In 1960 Bourdieu returned to the University of Paris before gaining a teaching position at the University of Lille where he remained until 1964. From 1964 onwards Bourdieu held the position of Director of Studies at the École Pratique des Hautes Études (the future École des Hautes Études en Sciences Sociales), in the VIe section, and from 1981, the Chair of Sociology at the Collège de France, in the VIe section (held before him by Raymond Aron and Maurice Halbwachs). In 1968, he took over the Centre de Sociologie Européenne, the research center that Aron had founded, which he directed until his death.

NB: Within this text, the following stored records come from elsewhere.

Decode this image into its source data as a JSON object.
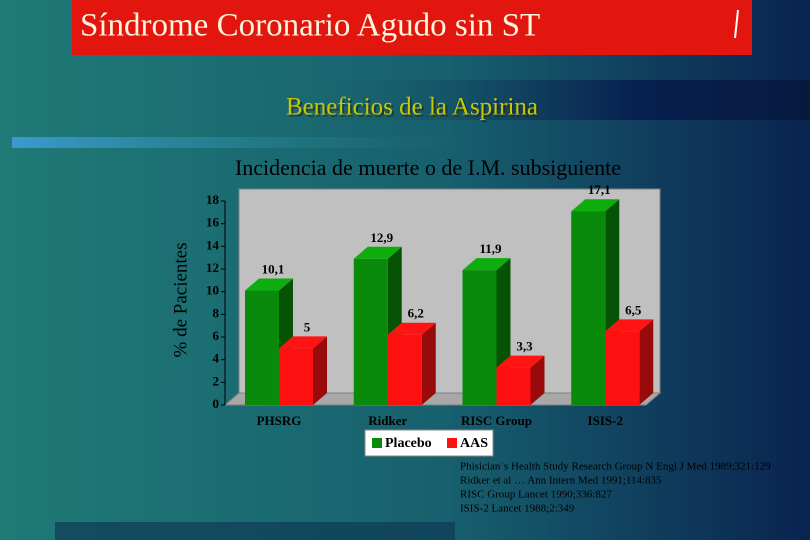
{
  "header": {
    "title": "Síndrome Coronario Agudo sin ST",
    "subtitle": "Beneficios de la Aspirina"
  },
  "chart_data": {
    "type": "bar3d",
    "title": "Incidencia de muerte o de I.M. subsiguiente",
    "y_label": "% de Pacientes",
    "categories": [
      "PHSRG",
      "Ridker",
      "RISC Group",
      "ISIS-2"
    ],
    "series": [
      {
        "name": "Placebo",
        "color": "#0a8a0a",
        "values": [
          10.1,
          12.9,
          11.9,
          17.1
        ],
        "value_labels": [
          "10,1",
          "12,9",
          "11,9",
          "17,1"
        ]
      },
      {
        "name": "AAS",
        "color": "#ff1010",
        "values": [
          5,
          6.2,
          3.3,
          6.5
        ],
        "value_labels": [
          "5",
          "6,2",
          "3,3",
          "6,5"
        ]
      }
    ],
    "ylim": [
      0,
      18
    ],
    "yticks": [
      0,
      2,
      4,
      6,
      8,
      10,
      12,
      14,
      16,
      18
    ],
    "grid": false
  },
  "references": [
    "Phisician´s Health Study Research Group  N Engl J Med 1989;321:129",
    "Ridker et al …  Ann Intern Med  1991;114:835",
    "RISC Group   Lancet 1990;336:827",
    "ISIS-2   Lancet 1988;2:349"
  ]
}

In 1975, with the research group he had formed at the Centre de Sociologie Européenne, he launched the interdisciplinary journal Actes de la recherche en sciences sociales, with which he sought to transform the accepted canons of sociological production while buttressing the scientific rigor of sociology. In 1993 he was honored with the "Médaille d'or du Centre National de la Recherche Scientifique" (CNRS). In 1996, he received the Goffman Prize from the University of California, Berkeley and in 2001 the Huxley Medal of the Royal Anthropological Institute. Bourdieu died of cancer at the age of 71.

Bourdieu's work is influenced by much of traditional anthropology and sociology which he undertook to synthesize into his own theory. From Max Weber he retained the importance of domination and symbolic systems in social life, as well as the idea of social orders which would ultimately be transformed by Bourdieu into a theory of fields.

From Karl Marx, among other insights he gained an understanding of 'society' as the sum of social relationships: "what exist in the social world are relations – not interactions between agents or intersubjective ties between individuals, but objective relations which exist 'independently of individual consciousness and will'." (grounded in the mode and conditions of economic production), and of the need to dialectically develop social theory from social practice.

From Émile Durkheim, finally, through Marcel Mauss and Claude Lévi-Strauss, Bourdieu inherited a certain structuralist interpretation of the tendency of social structures to reproduce themselves, based on the analysis of symbolic structures and forms of classification. However, Bourdieu critically diverged from Durkheimian analyses in emphasizing the role of the social agent in enacting, through the embodiment of social structures, symbolic orders. He furthermore emphasized that the reproduction of social structures does not operate according to a functionalist logic.